Kris Oldes posted a link to an interesting article about an effort to use a multi-user WordPress-based blog with social networking functionality (BuddyPress) to integrate four different courses around a broader theme. This is the sort of thing that’s impossible to do in any LMS that I know of, but which has the potential to be a really valuable experience for students and faculty alike. Moreover, the intellectual work embodied in the course can endure beyond the semester, and the small group of students involved.

I’m interested in doing something like this (though more modest; only one class) next term for my Global Change course. At some point, though, I need to talk to people about the technical (how best to do it; Elgg vs. BuddyPress) and privacy issues involved in such an effort. I really like the idea of doing public blogging and comments, for example, but am not sure how to deal with privacy issues around that

Boycotting ResearcherID?

Posted in General on April 1st, 2009 by darcusb – 7 Comments

So I just got this note from Thomson Reuters in my inbox, regarding their new ResearcherID service:

When you register with ResearcherID you are assigned a unique author identifier that expressly associates you with your work, helping to eliminate the common problem of author misidentification.
I’m presented then, with an ethical dilemma: do I participate because it’s probably in my personal interest to do so, or do I boycott this in favor of larger principles because of Thomson Reuters’ otherwise reprehensible activities (the Zotero suit)?
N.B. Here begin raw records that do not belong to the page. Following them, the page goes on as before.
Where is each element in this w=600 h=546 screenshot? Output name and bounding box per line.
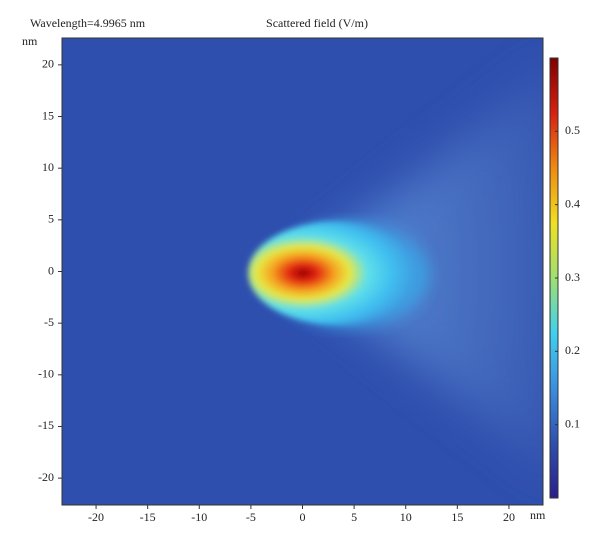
x-tick-label: -5 xyxy=(246,510,256,524)
x-tick-label: -20 xyxy=(88,510,104,524)
x-tick-label: -10 xyxy=(191,510,207,524)
y-axis-label: nm xyxy=(22,34,38,48)
x-tick-label: 20 xyxy=(503,510,515,524)
y-tick-label: -10 xyxy=(38,367,54,381)
subtitle: Wavelength=4.9965 nm xyxy=(30,16,146,30)
chart-title: Scattered field (V/m) xyxy=(266,16,368,30)
field xyxy=(62,38,543,505)
x-tick-label: 5 xyxy=(351,510,357,524)
y-tick-label: -5 xyxy=(44,315,54,329)
colorbar-tick-label: 0.4 xyxy=(565,196,580,210)
x-tick-label: -15 xyxy=(140,510,156,524)
field-hotspot xyxy=(248,221,432,325)
x-tick-label: 10 xyxy=(400,510,412,524)
y-tick-label: 20 xyxy=(42,57,54,71)
x-axis-label: nm xyxy=(530,508,546,522)
colorbar-tick-label: 0.1 xyxy=(565,416,580,430)
y-tick-label: 5 xyxy=(48,212,54,226)
y-tick-label: -20 xyxy=(38,470,54,484)
y-tick-label: -15 xyxy=(38,418,54,432)
x-tick-label: 15 xyxy=(451,510,463,524)
y-tick-label: 15 xyxy=(42,108,54,122)
colorbar-tick-label: 0.3 xyxy=(565,270,580,284)
colorbar-tick-label: 0.2 xyxy=(565,343,580,357)
colorbar-tick-label: 0.5 xyxy=(565,123,580,137)
y-tick-label: 0 xyxy=(48,263,54,277)
x-tick-label: 0 xyxy=(300,510,306,524)
y-tick-label: 10 xyxy=(42,160,54,174)
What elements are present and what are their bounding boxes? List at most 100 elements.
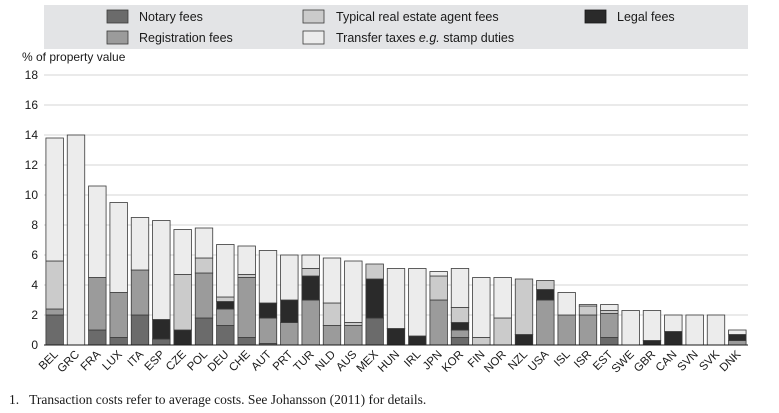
bar-fra-series-4 [88,185,107,278]
bar-dnk-series-4 [728,329,747,335]
x-tick-label: PRT [271,349,296,374]
bar-prt-series-4 [280,254,299,301]
bar-bel-series-3 [45,260,64,310]
x-tick-label: SVN [676,349,701,374]
y-tick-label: 8 [31,218,38,232]
x-tick-label: IRL [402,348,424,370]
bar-che-series-3 [237,274,256,278]
bar-cze-series-4 [173,229,192,275]
x-tick-label: CZE [164,348,189,373]
bar-irl-series-4 [408,268,427,337]
bar-fra-series-1 [88,277,107,331]
bar-aus-series-4 [344,260,363,323]
x-tick-label: KOR [440,349,466,375]
bar-nzl-series-3 [514,278,534,335]
bar-est-series-0 [600,337,619,346]
legend-label-transfer-taxes: Transfer taxes e.g. stamp duties [336,31,514,45]
y-tick-label: 10 [25,188,39,202]
bar-mex-series-2 [365,278,384,319]
bar-hun-series-4 [386,268,406,329]
x-tick-label: USA [526,348,551,373]
bar-pol-series-1 [194,272,214,319]
legend-label-agent-fees: Typical real estate agent fees [336,10,499,24]
y-tick-label: 2 [31,308,38,322]
bar-jpn-series-4 [429,271,448,277]
bar-svk-series-4 [706,314,726,346]
x-tick-label: SVK [697,348,722,373]
bar-est-series-1 [600,313,619,338]
bar-tur-series-3 [301,268,320,277]
bar-usa-series-2 [536,289,555,301]
bar-isl-series-1 [557,314,576,346]
x-tick-label: GRC [56,349,83,376]
bar-che-series-1 [237,277,256,338]
legend-swatch-registration-fees [106,30,129,45]
bar-deu-series-2 [216,301,235,310]
bar-can-series-4 [664,314,683,332]
bar-kor-series-3 [450,307,470,323]
legend-swatch-transfer-taxes [302,30,325,45]
x-tick-label: DEU [206,349,232,375]
y-tick-label: 6 [31,248,38,262]
bar-kor-series-2 [450,322,470,331]
bar-tur-series-1 [301,299,320,346]
bar-usa-series-3 [536,280,555,290]
x-tick-label: NZL [506,348,530,372]
bar-ita-series-4 [130,217,150,271]
bar-aut-series-4 [258,250,278,304]
bar-usa-series-1 [536,299,555,346]
bar-nzl-series-2 [514,334,534,346]
bar-pol-series-0 [194,317,214,346]
bar-isl-series-4 [557,292,576,316]
bar-kor-series-0 [450,337,470,346]
bar-cze-series-3 [173,274,192,331]
bar-che-series-4 [237,245,256,275]
y-tick-label: 18 [25,68,39,82]
bar-prt-series-2 [280,299,299,323]
bar-aus-series-1 [344,325,363,346]
bar-est-series-4 [600,304,619,311]
legend-label-transfer-taxes-b: stamp duties [440,31,514,45]
legend-label-transfer-taxes-a: Transfer taxes [336,31,419,45]
bar-prt-series-1 [280,322,299,346]
x-tick-label: MEX [355,348,381,374]
bar-nld-series-3 [322,302,342,326]
bar-can-series-2 [664,331,683,346]
bar-gbr-series-4 [642,310,662,341]
bar-nor-series-4 [493,277,512,319]
bar-esp-series-2 [152,319,171,340]
bar-jpn-series-3 [429,275,448,301]
bar-grc-series-4 [66,134,86,346]
x-tick-label: ISR [572,349,594,371]
bar-aut-series-1 [258,317,278,344]
y-axis-title: % of property value [22,50,126,64]
footnote: 1. Transaction costs refer to average cos… [9,392,426,408]
bar-bel-series-4 [45,137,64,262]
bar-cze-series-2 [173,329,192,346]
bar-nld-series-1 [322,325,342,346]
x-tick-label: SWE [610,348,637,375]
bar-aus-series-3 [344,322,363,326]
x-tick-label: HUN [376,349,402,375]
bar-jpn-series-1 [429,299,448,346]
bar-dnk-series-2 [728,334,747,341]
x-tick-label: AUS [334,348,359,373]
x-tick-label: TUR [292,349,317,374]
bar-kor-series-4 [450,268,470,308]
bar-bel-series-0 [45,314,64,346]
legend-label-registration-fees: Registration fees [139,31,233,45]
bar-fin-series-3 [472,337,491,346]
bar-isr-series-4 [578,304,598,307]
bar-tur-series-4 [301,254,320,269]
y-tick-label: 14 [25,128,39,142]
x-tick-label: DNK [718,348,744,374]
bar-ita-series-1 [130,269,150,316]
bar-gbr-series-2 [642,340,662,346]
bar-isr-series-1 [578,314,598,346]
bar-kor-series-1 [450,329,470,338]
y-tick-label: 16 [25,98,39,112]
bar-fin-series-4 [472,277,491,338]
x-tick-label: NOR [482,349,509,376]
bar-nld-series-4 [322,257,342,304]
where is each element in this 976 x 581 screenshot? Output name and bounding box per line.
My tentative answer: boycott. I already have something that identifies me: http://bruce.darcus.name/about#me.

Moodle, Sakai, etc.

Posted in Teaching, Technology on April 1st, 2009 by darcusb – 1 Comment

A public answer to a question about my experience with/thoughts on Sakai or Moodle

I have not used Moodle or Sakai except for playing around with demos, which does not really qualify me as an expert. But that aside, in each case I came away feeling something like Michael Feldstein; that all LMS’s are pretty good/bad. On my superficial look, however, I would give the nod to Moodle for three reasons:

  1. Usability: notwithstanding absolutely atrocious default design aesthetics, Moodle seems to be pretty clean and intuitive.
  2. Hackability: Moodle is built on PHP, not Java. While I really dislike PHP, there’s no denying that it’s widely used, and easy to find people that can work on it.
  3. Community: there seem more people contributing to Moodle’s development; I suspect this goes back to my ‘hackability’ point. OTOH, when I read comments like this from people I respect, I have to wonder about Sakai. Projects without strong communities tend not to do well.

So I’m not exactly supremely impressed with Moodle or Sakai, though I think either are at least as good as Blackboard.

In my ideal world, however, I’d really like a seamless melding of the traditional course-centric LMS, with the more free-flowing learner-centric model enabled by social networking applications like Elgg. This is the vision behind the in-progress Sakai 3 effort (try the demo; promising, but not as nice as Elgg). It is also surely what will be at the core of the nascent Pinax-LMS effort (Pinax is a new generic social networking and site development framework, so the LMS features would just be added as modular applications). I would expect that the best way to achieve that now is some sort of integration of Elgg and Moodle, though I am unsure of how seamless that integration can be technically.

Anyone with more direct experience with any of this have feedback?